In order to serve DHCP and DNS, you must pick grid members to be registered to Neutron. You should exclude network discovery members and reporting members since they cannot serve DHCP and DNS. For the members to serve DHCP and DNS, the licenses must be properly installed and services must be properly running.
In general in order to utilize Infoblox for DHCP, you will need to use an SDN solution that provides a DHCP relay function. The standard Neutron functions do not provide relay.
To identify a grid member as available for use by OpenStack, you must set the EA Is Cloud Member to True. If you are running a grid but the GM is not configured and licensed for DNS or DHCP, set Use Grid Master for DHCP EA on the GM object to False. This will exclude the GM from being selected to serve DHCP or DNS.

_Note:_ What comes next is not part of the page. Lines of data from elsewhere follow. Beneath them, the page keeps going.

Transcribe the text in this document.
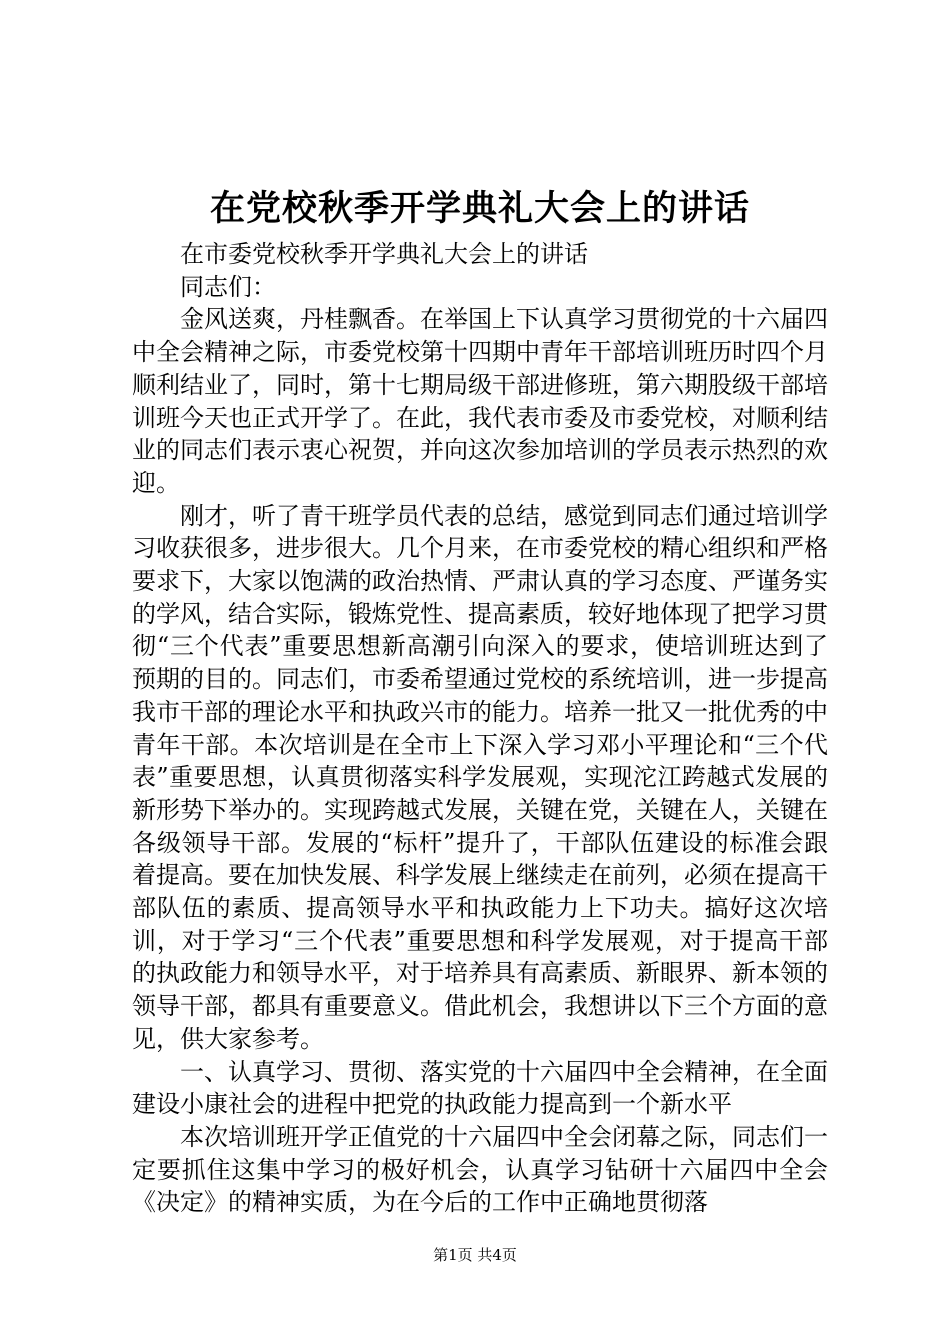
在党校秋季开学典礼大会上的讲话

在市委党校秋季开学典礼大会上的讲话

同志们：

金风送爽，丹桂飘香。在举国上下认真学习贯彻党的十六届四中全会精神之际，市委党校第十四期中青年干部培训班历时四个月顺利结业了，同时，第十七期局级干部进修班，第六期股级干部培训班今天也正式开学了。在此，我代表市委及市委党校，对顺利结业的同志们表示衷心祝贺，并向这次参加培训的学员表示热烈的欢迎。

刚才，听了青干班学员代表的总结，感觉到同志们通过培训学习收获很多，进步很大。几个月来，在市委党校的精心组织和严格要求下，大家以饱满的政治热情、严肃认真的学习态度、严谨务实的学风，结合实际，锻炼党性、提高素质，较好地体现了把学习贯彻“三个代表”重要思想新高潮引向深入的要求，使培训班达到了预期的目的。同志们，市委希望通过党校的系统培训，进一步提高我市干部的理论水平和执政兴市的能力。培养一批又一批优秀的中青年干部。本次培训是在全市上下深入学习邓小平理论和“三个代表”重要思想，认真贯彻落实科学发展观，实现沱江跨越式发展的新形势下举办的。实现跨越式发展，关键在党，关键在人，关键在各级领导干部。发展的“标杆”提升了，干部队伍建设的标准会跟着提高。要在加快发展、科学发展上继续走在前列，必须在提高干部队伍的素质、提高领导水平和执政能力上下功夫。搞好这次培训，对于学习“三个代表”重要思想和科学发展观，对于提高干部的执政能力和领导水平，对于培养具有高素质、新眼界、新本领的领导干部，都具有重要意义。借此机会，我想讲以下三个方面的意见，供大家参考。

一、认真学习、贯彻、落实党的十六届四中全会精神，在全面建设小康社会的进程中把党的执政能力提高到一个新水平

本次培训班开学正值党的十六届四中全会闭幕之际，同志们一定要抓住这集中学习的极好机会，认真学习钻研十六届四中全会《决定》的精神实质，为在今后的工作中正确地贯彻落

第1页 共4页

NS Group. Name of the Name Server Group that will be used for serving DNS for all DNS zones. The default is None, in which case, DNS service members will be selected based on mapping conditions.
Network Template. Name of the Template to use when a network is created. A Template contains predefined network settings. The default is None.
Admin Network Deletion. Specifies whether to delete object from Infoblox when an Admin Network is deleted from OpenStack. A network that is specified as “external” and/or “shared” is considered an Admin Network. The default is False.
Relay Support. Specifies whether a Relay will be used. If set to False, then DNS Servers option will be set to the DNS Member that IPAM driver assigns. If True, DNS Servers option will be to the same ip as DHCP Port for the subnet. However, if the user specifies Nameservers option when the OpenStack subnet is created, then only the user provided nameservers would be used for DNS Servers option, irrespective of the Relay Support flag.